69 - A World Worth Seeing

5K 409 126
                                    


The desert was just as teeth-shattering cold by night as it was skin-melting hot by day. Meya had tucked her blanket and shawls around Coris, yet he was still trembling as he hunched and cowered under two layers of blanket. In the end, she pushed her mattress up against his and lay with her back to his chest, warming his feeble heart with her heat.

Between her fingers, the Nostran dragon's eye glowed in the gloom, answering the light from Meya's own eyes. She lowered it into the bowl and watched as it bobbed and revolved in the disturbed water, and allowed the present world to drain away from her consciousness. Since she'd left training early, might as well do some catching up so she'd have more tales to share with the other Greeneyes tomorrow.

Night was swallowed by day. Carpets of fabric replaced by that of lush grass. Surrounding her was blue sky, her mother, and her quarrelsome siblings, as they rode the wind towards a looming pillar of clouds.

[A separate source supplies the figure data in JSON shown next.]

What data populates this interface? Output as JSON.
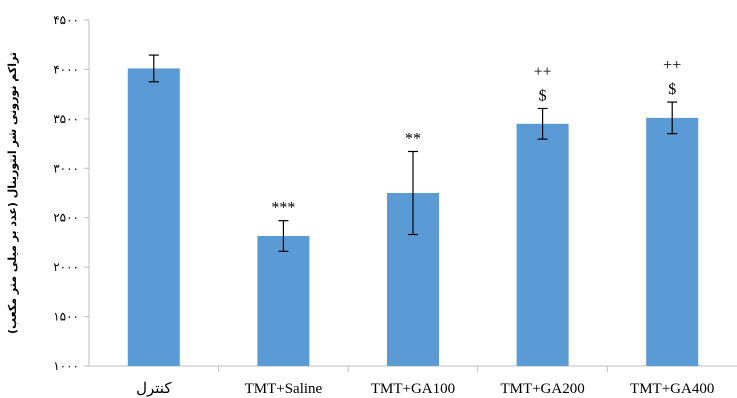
{
  "chart_data": {
    "type": "bar",
    "title": "",
    "xlabel": "",
    "ylabel": "تراکم نورونی شر انتورینال (عدد بر میلی متر مکعب)",
    "categories": [
      "کنترل",
      "TMT+Saline",
      "TMT+GA100",
      "TMT+GA200",
      "TMT+GA400"
    ],
    "values": [
      4010,
      2315,
      2750,
      3450,
      3510
    ],
    "errors": [
      135,
      155,
      420,
      155,
      160
    ],
    "significance": [
      [],
      [
        "***"
      ],
      [
        "**"
      ],
      [
        "++",
        "$"
      ],
      [
        "++",
        "$"
      ]
    ],
    "ylim": [
      1000,
      4500
    ],
    "yticks": [
      1000,
      1500,
      2000,
      2500,
      3000,
      3500,
      4000,
      4500
    ],
    "ytick_labels": [
      "۱۰۰۰",
      "۱۵۰۰",
      "۲۰۰۰",
      "۲۵۰۰",
      "۳۰۰۰",
      "۳۵۰۰",
      "۴۰۰۰",
      "۴۵۰۰"
    ],
    "grid": false,
    "colors": {
      "bar": "#5b9bd5",
      "axis": "#bfbfbf",
      "error": "#000000"
    }
  }
}
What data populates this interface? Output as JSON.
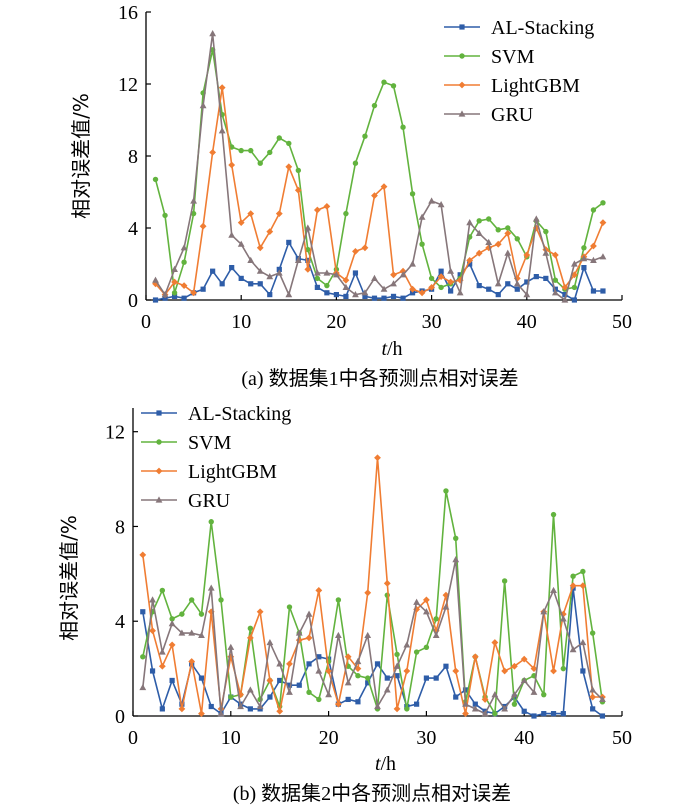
{
  "chart_data": [
    {
      "type": "line",
      "title": "",
      "caption": "(a) 数据集1中各预测点相对误差",
      "xlabel_italic": "t",
      "xlabel_rest": "/h",
      "ylabel": "相对误差值/%",
      "xlim": [
        0,
        50
      ],
      "ylim": [
        0,
        16
      ],
      "xticks": [
        0,
        10,
        20,
        30,
        40,
        50
      ],
      "yticks": [
        0,
        4,
        8,
        12,
        16
      ],
      "grid": false,
      "legend": "top-right",
      "x": [
        1,
        2,
        3,
        4,
        5,
        6,
        7,
        8,
        9,
        10,
        11,
        12,
        13,
        14,
        15,
        16,
        17,
        18,
        19,
        20,
        21,
        22,
        23,
        24,
        25,
        26,
        27,
        28,
        29,
        30,
        31,
        32,
        33,
        34,
        35,
        36,
        37,
        38,
        39,
        40,
        41,
        42,
        43,
        44,
        45,
        46,
        47,
        48
      ],
      "series": [
        {
          "name": "AL-Stacking",
          "color": "#2e5da8",
          "marker": "square",
          "values": [
            0.0,
            0.1,
            0.2,
            0.1,
            0.4,
            0.6,
            1.6,
            0.9,
            1.8,
            1.2,
            0.9,
            0.9,
            0.3,
            1.7,
            3.2,
            2.3,
            2.2,
            0.7,
            0.4,
            0.3,
            0.2,
            1.5,
            0.2,
            0.1,
            0.1,
            0.2,
            0.1,
            0.4,
            0.5,
            0.6,
            1.6,
            0.5,
            1.4,
            2.0,
            0.8,
            0.6,
            0.3,
            0.9,
            0.6,
            1.0,
            1.3,
            1.2,
            0.6,
            0.3,
            0.0,
            1.8,
            0.5,
            0.5
          ]
        },
        {
          "name": "SVM",
          "color": "#62b33e",
          "marker": "circle",
          "values": [
            6.7,
            4.7,
            0.4,
            2.1,
            4.8,
            11.5,
            13.9,
            10.3,
            8.5,
            8.3,
            8.3,
            7.6,
            8.2,
            9.0,
            8.7,
            7.2,
            2.8,
            1.2,
            0.8,
            1.7,
            4.8,
            7.6,
            9.1,
            10.8,
            12.1,
            11.9,
            9.6,
            5.9,
            3.1,
            1.2,
            0.7,
            0.9,
            1.2,
            3.5,
            4.4,
            4.5,
            3.9,
            4.0,
            3.4,
            2.4,
            4.4,
            3.8,
            1.1,
            0.6,
            0.7,
            2.9,
            5.0,
            5.4
          ]
        },
        {
          "name": "LightGBM",
          "color": "#f07d33",
          "marker": "diamond",
          "values": [
            0.9,
            0.3,
            1.0,
            0.8,
            0.4,
            4.1,
            8.2,
            11.8,
            7.5,
            4.3,
            4.8,
            2.9,
            3.8,
            4.8,
            7.4,
            6.1,
            1.7,
            5.0,
            5.2,
            1.5,
            1.1,
            2.7,
            2.9,
            5.8,
            6.3,
            1.4,
            1.6,
            0.6,
            0.4,
            0.7,
            1.3,
            1.0,
            1.1,
            2.2,
            2.6,
            2.9,
            3.1,
            3.7,
            1.2,
            2.5,
            4.0,
            2.8,
            2.5,
            0.7,
            1.4,
            2.4,
            3.0,
            4.3
          ]
        },
        {
          "name": "GRU",
          "color": "#86767a",
          "marker": "triangle",
          "values": [
            1.1,
            0.3,
            1.7,
            2.9,
            5.5,
            10.8,
            14.8,
            9.4,
            3.6,
            3.1,
            2.2,
            1.6,
            1.3,
            1.5,
            0.3,
            2.2,
            4.0,
            1.5,
            1.5,
            1.4,
            0.7,
            0.3,
            0.4,
            1.2,
            0.6,
            0.9,
            1.4,
            2.0,
            4.6,
            5.5,
            5.3,
            1.6,
            0.4,
            4.3,
            3.7,
            3.2,
            0.9,
            2.6,
            0.9,
            0.3,
            4.5,
            2.6,
            0.4,
            0.0,
            2.0,
            2.3,
            2.2,
            2.4
          ]
        }
      ]
    },
    {
      "type": "line",
      "title": "",
      "caption": "(b) 数据集2中各预测点相对误差",
      "xlabel_italic": "t",
      "xlabel_rest": "/h",
      "ylabel": "相对误差值/%",
      "xlim": [
        0,
        50
      ],
      "ylim": [
        0,
        13
      ],
      "xticks": [
        0,
        10,
        20,
        30,
        40,
        50
      ],
      "yticks": [
        0,
        4,
        8,
        12
      ],
      "grid": false,
      "legend": "top-left",
      "x": [
        1,
        2,
        3,
        4,
        5,
        6,
        7,
        8,
        9,
        10,
        11,
        12,
        13,
        14,
        15,
        16,
        17,
        18,
        19,
        20,
        21,
        22,
        23,
        24,
        25,
        26,
        27,
        28,
        29,
        30,
        31,
        32,
        33,
        34,
        35,
        36,
        37,
        38,
        39,
        40,
        41,
        42,
        43,
        44,
        45,
        46,
        47,
        48
      ],
      "series": [
        {
          "name": "AL-Stacking",
          "color": "#2e5da8",
          "marker": "square",
          "values": [
            4.4,
            1.9,
            0.3,
            1.5,
            0.5,
            2.2,
            1.6,
            0.4,
            0.1,
            0.8,
            0.5,
            0.3,
            0.3,
            0.8,
            1.5,
            1.3,
            1.3,
            2.2,
            2.5,
            2.4,
            0.5,
            0.7,
            0.6,
            1.4,
            2.2,
            1.6,
            1.7,
            0.4,
            0.5,
            1.6,
            1.6,
            2.1,
            0.8,
            1.1,
            0.5,
            0.2,
            0.1,
            0.4,
            0.8,
            0.2,
            0.0,
            0.1,
            0.1,
            0.1,
            5.4,
            1.9,
            0.3,
            0.0
          ]
        },
        {
          "name": "SVM",
          "color": "#62b33e",
          "marker": "circle",
          "values": [
            2.5,
            4.4,
            5.3,
            4.1,
            4.3,
            4.9,
            4.3,
            8.2,
            4.9,
            0.8,
            0.9,
            3.7,
            0.7,
            1.5,
            0.4,
            4.6,
            3.5,
            1.0,
            0.7,
            2.3,
            4.9,
            2.1,
            1.7,
            1.6,
            0.3,
            5.1,
            2.6,
            0.3,
            2.7,
            2.9,
            4.1,
            9.5,
            7.5,
            0.6,
            2.5,
            0.8,
            0.1,
            5.7,
            0.5,
            1.5,
            1.7,
            0.9,
            8.5,
            2.0,
            5.9,
            6.1,
            3.5,
            0.6
          ]
        },
        {
          "name": "LightGBM",
          "color": "#f07d33",
          "marker": "diamond",
          "values": [
            6.8,
            3.6,
            2.1,
            3.0,
            0.3,
            2.3,
            0.1,
            4.4,
            0.3,
            2.5,
            0.9,
            3.3,
            4.4,
            1.5,
            0.2,
            2.2,
            3.2,
            3.3,
            5.3,
            1.9,
            0.5,
            2.5,
            2.0,
            5.2,
            10.9,
            5.6,
            0.3,
            1.9,
            4.5,
            4.9,
            3.6,
            5.1,
            1.9,
            0.1,
            2.5,
            0.7,
            3.1,
            1.9,
            2.1,
            2.4,
            2.0,
            4.4,
            1.9,
            4.3,
            5.5,
            5.5,
            0.8,
            0.8
          ]
        },
        {
          "name": "GRU",
          "color": "#86767a",
          "marker": "triangle",
          "values": [
            1.2,
            4.9,
            2.7,
            3.9,
            3.5,
            3.5,
            3.4,
            5.4,
            0.1,
            2.9,
            0.4,
            1.1,
            0.4,
            3.1,
            2.2,
            1.0,
            3.5,
            4.3,
            1.9,
            0.9,
            3.4,
            1.4,
            2.3,
            3.4,
            0.4,
            1.1,
            2.1,
            3.0,
            4.8,
            4.4,
            3.4,
            4.6,
            6.6,
            0.5,
            0.3,
            0.1,
            0.9,
            0.3,
            0.9,
            1.5,
            1.0,
            4.4,
            5.3,
            4.1,
            2.8,
            3.1,
            1.1,
            0.7
          ]
        }
      ]
    }
  ]
}
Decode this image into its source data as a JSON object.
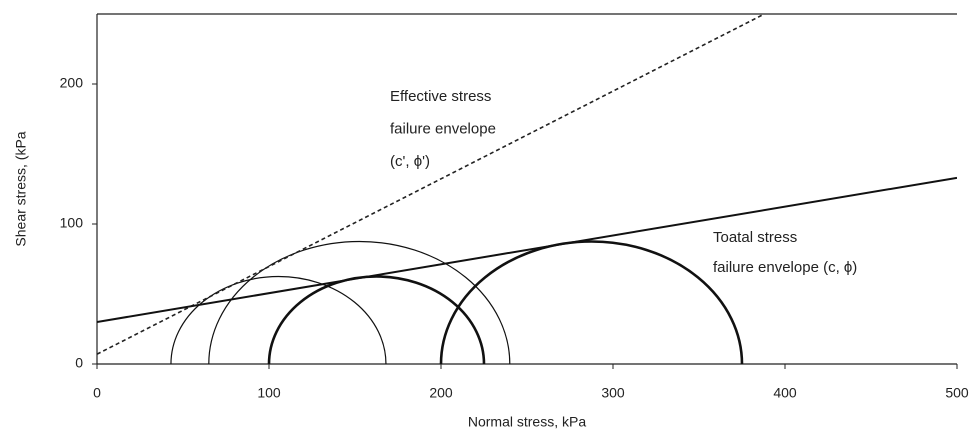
{
  "chart_data": {
    "type": "mohr",
    "x_label": "Normal stress, kPa",
    "y_label": "Shear stress, (kPa",
    "xlim": [
      0,
      500
    ],
    "xticks": [
      0,
      100,
      200,
      300,
      400,
      500
    ],
    "ylim": [
      0,
      250
    ],
    "yticks": [
      0,
      100,
      200
    ],
    "series": [
      {
        "name": "Effective stress failure envelope",
        "x": [
          0,
          388
        ],
        "y": [
          7,
          250
        ],
        "color": "#222222",
        "dashed": true
      },
      {
        "name": "Total stress failure envelope",
        "x": [
          0,
          500
        ],
        "y": [
          30,
          133
        ],
        "color": "#111111",
        "dashed": false
      }
    ],
    "circles": [
      {
        "sigma3": 43,
        "sigma1": 168,
        "thick": false
      },
      {
        "sigma3": 65,
        "sigma1": 240,
        "thick": false
      },
      {
        "sigma3": 100,
        "sigma1": 225,
        "thick": true
      },
      {
        "sigma3": 200,
        "sigma1": 375,
        "thick": true
      }
    ],
    "annotations": [
      {
        "lines": [
          "Effective stress",
          "failure envelope",
          "(c', ϕ')"
        ]
      },
      {
        "lines": [
          "Toatal stress",
          "failure envelope (c, ϕ)"
        ]
      }
    ]
  }
}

The warm updraft under her belly inflated the flaps of leather sprouting from her back, keeping her afloat before vanishing. Meya felt a lurching sensation behind her navel as she plummeted through thin air. The baby dragon whose memories she was inhabiting showed no fear, however. With a swooping beat of its wings, she was propelled back above the wind.

The sun emerged from behind a veil of clouds and her metal scales soaked up its rays. Its warmth spread through her veins and inundated every sinew of her muscles, diluting the fatigue accumulated over hours of flight. The sun really was their source of energy, mused Meya. She wondered how far, if at all, she would be able to fly at night.

A shrill scream pierced the calm, jolting Meya from the lull of the cool breeze and the sunlight's embrace. Its cry ricocheted in her skull and rang in her eardrums long after it had died. A second cry followed, then a third, a fourth. Behind her, her dragon mother moaned in agony. Her five wee dragon siblings thrashed and tumbled in panic, screeching for the call to stop.

At long last, their mother hurtled towards the earth, screaming for them to follow. As Meya dove after her waving tail, sunlight glanced off her silvery scales into Meya's eyes, already smarting against the wind. Green grass rose up towards her. She fanned out her wings to soften her landing, the way her mother had taught her.

Her paw flattened hairy grass, slippery with a coating of dew. Meya looked up and saw four humans—two grown men, a boy around five years old, and a girl twice his age.

The younger, slighter man lowered an iridescent silvery tube from his lips—A Lattis whistle. From one shoulder hung a crossbow, and the other a quiver filled with bolts of Lattis. He turned to the broad-chested, scarred man in a flowing blue cape, reading off his journal.

"Number 47, Commander." He nodded towards the mother dragon, who had herded Meya and her siblings into the caves under her wings. The commander appraised her with a neutral gaze bordering on bored, "Finest dam we have in this sanctuary. This litter was sired by Gorgodev. Tall as three men and ten times as mighty in his prime. Best known for his performance during the War of—"

The commander rolled his eyes and waved, impatient.

"Spare me the pedigree, we're not looking for war-mount material." He snapped at the dragon keeper, who jolted into a hasty bow. He turned to the little boy with a halfhearted smile, as if he wished he could be anywhere but dragon-pet-shopping with his kids,

"Well, son? You like any of them?"

The boy stuck out his pink, slobbery lip as he eyed each of them, his fleshy hand twitching in his father's cloak.

"I want a golden one. They're all iron." He grumbled. His big sister crossed her arms and rolled her eyes.

"Feed it enough brass and it will turn golden, dunderhead." She spited, a flash of jealousy in her seemingly cavalier gaze.